McCain’s bravery during his 5 1/2 years as a prisoner of war is a well-told story. But how he regained his career after the Vietnam War has received less attention in his autobiography and other writings about his life.

A review of Navy records and interviews with more than a dozen of his former colleagues paint a picture of a commander who was lionized by his troops as a war hero and respected by aviators as a fair and effective manager. He had rugged good looks and a common touch, and was fiercely loyal to those who worked for him, his former colleagues say.
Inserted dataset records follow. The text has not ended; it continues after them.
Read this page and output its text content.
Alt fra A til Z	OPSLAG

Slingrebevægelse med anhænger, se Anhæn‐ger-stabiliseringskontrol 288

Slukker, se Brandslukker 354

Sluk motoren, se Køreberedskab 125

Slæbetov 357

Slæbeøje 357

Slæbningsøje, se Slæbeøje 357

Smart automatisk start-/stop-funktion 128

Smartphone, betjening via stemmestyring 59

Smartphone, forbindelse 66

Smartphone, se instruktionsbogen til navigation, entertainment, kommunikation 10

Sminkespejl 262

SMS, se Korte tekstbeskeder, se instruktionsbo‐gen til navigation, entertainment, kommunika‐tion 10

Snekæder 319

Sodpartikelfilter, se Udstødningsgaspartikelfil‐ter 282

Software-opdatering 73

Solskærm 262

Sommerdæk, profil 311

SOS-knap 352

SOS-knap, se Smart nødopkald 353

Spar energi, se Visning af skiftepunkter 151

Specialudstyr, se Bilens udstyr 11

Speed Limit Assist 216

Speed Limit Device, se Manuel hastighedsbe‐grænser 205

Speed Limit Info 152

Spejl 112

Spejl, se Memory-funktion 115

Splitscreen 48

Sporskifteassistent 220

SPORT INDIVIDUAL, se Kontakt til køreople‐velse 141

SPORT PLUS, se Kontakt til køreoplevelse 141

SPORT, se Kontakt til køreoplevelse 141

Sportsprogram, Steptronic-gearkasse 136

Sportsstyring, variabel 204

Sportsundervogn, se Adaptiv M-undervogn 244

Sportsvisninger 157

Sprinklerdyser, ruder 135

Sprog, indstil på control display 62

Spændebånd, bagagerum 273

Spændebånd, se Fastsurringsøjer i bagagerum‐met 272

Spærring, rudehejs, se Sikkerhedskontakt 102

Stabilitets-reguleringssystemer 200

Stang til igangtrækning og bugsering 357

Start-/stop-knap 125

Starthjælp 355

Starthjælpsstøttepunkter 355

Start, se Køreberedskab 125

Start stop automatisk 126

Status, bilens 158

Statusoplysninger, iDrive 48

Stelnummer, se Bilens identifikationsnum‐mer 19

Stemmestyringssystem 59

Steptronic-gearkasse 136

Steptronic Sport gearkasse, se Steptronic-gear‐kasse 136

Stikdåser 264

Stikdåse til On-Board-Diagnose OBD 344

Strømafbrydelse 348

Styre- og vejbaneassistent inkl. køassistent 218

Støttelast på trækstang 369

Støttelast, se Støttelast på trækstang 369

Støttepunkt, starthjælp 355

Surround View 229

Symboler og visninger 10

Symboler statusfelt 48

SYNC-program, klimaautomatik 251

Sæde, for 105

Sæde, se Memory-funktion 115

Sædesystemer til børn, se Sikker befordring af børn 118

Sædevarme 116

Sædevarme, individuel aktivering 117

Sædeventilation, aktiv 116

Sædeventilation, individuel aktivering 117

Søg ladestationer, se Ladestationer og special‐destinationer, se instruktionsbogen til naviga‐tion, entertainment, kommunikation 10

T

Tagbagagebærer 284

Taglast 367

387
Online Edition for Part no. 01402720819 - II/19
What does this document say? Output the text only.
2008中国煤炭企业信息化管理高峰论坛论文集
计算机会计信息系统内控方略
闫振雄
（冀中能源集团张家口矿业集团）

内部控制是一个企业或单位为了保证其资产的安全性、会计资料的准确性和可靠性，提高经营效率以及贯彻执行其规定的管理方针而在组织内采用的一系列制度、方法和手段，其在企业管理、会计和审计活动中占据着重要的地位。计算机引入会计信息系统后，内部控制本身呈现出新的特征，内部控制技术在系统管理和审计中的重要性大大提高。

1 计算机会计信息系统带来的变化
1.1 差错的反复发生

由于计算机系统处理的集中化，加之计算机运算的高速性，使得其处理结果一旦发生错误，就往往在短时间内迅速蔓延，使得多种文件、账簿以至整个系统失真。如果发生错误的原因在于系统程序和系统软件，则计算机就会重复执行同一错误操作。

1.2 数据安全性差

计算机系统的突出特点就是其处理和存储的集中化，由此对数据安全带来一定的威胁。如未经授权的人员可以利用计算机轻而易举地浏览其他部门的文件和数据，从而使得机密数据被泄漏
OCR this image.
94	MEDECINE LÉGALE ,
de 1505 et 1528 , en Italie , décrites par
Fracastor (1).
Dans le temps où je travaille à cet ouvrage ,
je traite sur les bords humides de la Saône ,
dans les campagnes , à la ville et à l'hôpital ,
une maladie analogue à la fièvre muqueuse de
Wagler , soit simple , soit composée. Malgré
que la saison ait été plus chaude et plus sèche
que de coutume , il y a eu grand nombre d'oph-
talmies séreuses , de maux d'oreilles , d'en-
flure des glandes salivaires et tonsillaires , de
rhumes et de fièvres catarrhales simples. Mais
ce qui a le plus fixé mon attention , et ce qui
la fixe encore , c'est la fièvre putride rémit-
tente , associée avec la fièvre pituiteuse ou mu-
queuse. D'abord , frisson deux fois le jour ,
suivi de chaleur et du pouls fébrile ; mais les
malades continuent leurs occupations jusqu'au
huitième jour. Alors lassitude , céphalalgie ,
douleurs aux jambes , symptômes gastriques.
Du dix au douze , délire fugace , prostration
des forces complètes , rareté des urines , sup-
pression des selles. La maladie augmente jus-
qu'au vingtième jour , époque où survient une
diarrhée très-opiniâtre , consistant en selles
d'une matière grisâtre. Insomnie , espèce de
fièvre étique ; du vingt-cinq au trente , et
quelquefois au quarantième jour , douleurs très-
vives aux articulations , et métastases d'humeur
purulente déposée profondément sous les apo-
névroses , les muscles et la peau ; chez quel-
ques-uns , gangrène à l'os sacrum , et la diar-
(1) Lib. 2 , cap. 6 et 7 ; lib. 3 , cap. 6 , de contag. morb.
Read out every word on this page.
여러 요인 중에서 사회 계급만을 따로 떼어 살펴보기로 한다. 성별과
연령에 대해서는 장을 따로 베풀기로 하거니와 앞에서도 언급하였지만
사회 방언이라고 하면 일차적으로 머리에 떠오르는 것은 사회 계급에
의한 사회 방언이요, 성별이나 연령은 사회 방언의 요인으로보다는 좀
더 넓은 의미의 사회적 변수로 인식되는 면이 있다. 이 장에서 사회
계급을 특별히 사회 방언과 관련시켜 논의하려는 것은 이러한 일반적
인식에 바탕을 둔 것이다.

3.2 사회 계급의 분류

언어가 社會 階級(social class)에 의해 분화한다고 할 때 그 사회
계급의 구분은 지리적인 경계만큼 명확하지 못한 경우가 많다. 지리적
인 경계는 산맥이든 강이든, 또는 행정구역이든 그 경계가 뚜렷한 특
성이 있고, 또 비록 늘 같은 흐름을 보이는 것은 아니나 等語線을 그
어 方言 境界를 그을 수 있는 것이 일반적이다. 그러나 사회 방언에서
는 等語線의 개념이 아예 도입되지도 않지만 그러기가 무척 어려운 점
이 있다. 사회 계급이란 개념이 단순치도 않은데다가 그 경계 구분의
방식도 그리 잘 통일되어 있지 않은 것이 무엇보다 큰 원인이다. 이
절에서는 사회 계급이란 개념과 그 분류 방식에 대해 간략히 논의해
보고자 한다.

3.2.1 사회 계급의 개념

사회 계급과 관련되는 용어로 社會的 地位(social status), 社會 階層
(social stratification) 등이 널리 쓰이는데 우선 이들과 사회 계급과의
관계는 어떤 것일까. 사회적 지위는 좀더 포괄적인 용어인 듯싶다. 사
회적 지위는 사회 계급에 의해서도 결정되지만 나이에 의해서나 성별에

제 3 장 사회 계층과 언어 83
There is no question: John McCain is a legitimate war hero.  He suffered for his country as few men have suffered.  And in his determination to return from trauma and injury to continue to serve his question leave no question as to his character and courage.  Anyone who attempts to undermine such a man’s military record undermines himself.  But there is little question now that Democrats and Barack Obama surrogates are out there doing everything they can to do just that.

And John McCain’s record – when compared to Barack Obama’s complete lack of a record – speaks for itself.  John McCain’s service qualifies him as Commander-in-Chief.  He has executive level leadership experience that Barack Obama clearly lacks.  And John McCain’s lengthy career in the Senate likewise serves to further underscore the fact that one man has far more experience and credibility to serve as President than does Barack Obama.

Wesley Clark, Jay Rockefeller, and Tom Harkin’s attempts to undermine a genuine hero are genuinely despicable.  And – when three Barack Obama surrogates come trickling out to attack McCain – it is more than worth asking as to what the Obama campaign’s role has been in this campaign to question, attack, and trivialize a clearly exemplary military career.